TSC1 encodes for the protein hamartin, is located on chromosome 9 q34 and was discovered in 1997.[8] TSC2 encodes for the protein tuberin, is located on chromosome 16 p13.3 and was discovered in 1993.[9] TSC2 is contiguous with PKD1, the gene involved in one form of polycystic kidney disease (PKD). Gross deletions affecting both genes may account for the 2% of individuals with TSC who also develop PKD in childhood.[10] TSC2 has been associated with a more severe form of TSC.[11] However, the difference is subtle and cannot be used to identify the mutation clinically.
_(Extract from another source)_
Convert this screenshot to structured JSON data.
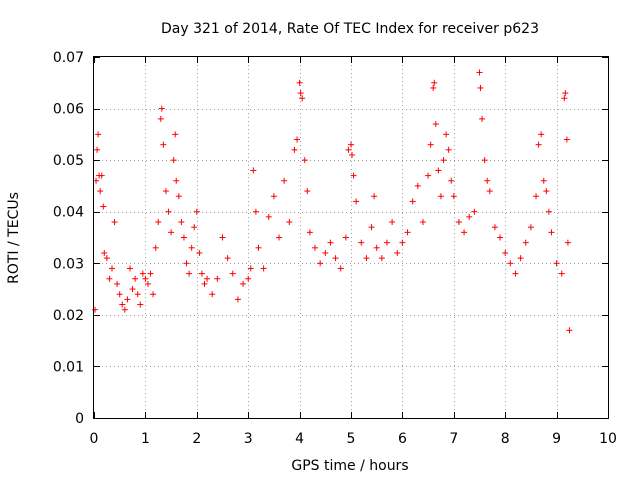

Estimates of the proportion of TSC caused by TSC2 range from 55% to 80-90%.[12]

TSC1 and TSC2 are both tumor suppressor genes that function according to Knudson's "two hit" hypothesis. That is, a second random mutation must occur before a tumor can develop. This explains why, despite its 100 percent penetrance, TSC has wide expressivity.


Subependymal nodules are composed of abnormal, swollen glial cells and bizarre multinucleated cells which are indeterminate for glial or neuronal origin. There is no interposed neural tissue. These nodules have a tendency to calcify as the patient ages.


Generally, treatment is offered when a SEGA enlarges. This often results in neurologic symptoms including headaches, and signs of increased intracranial pressure as a consequence of hydrocephalus.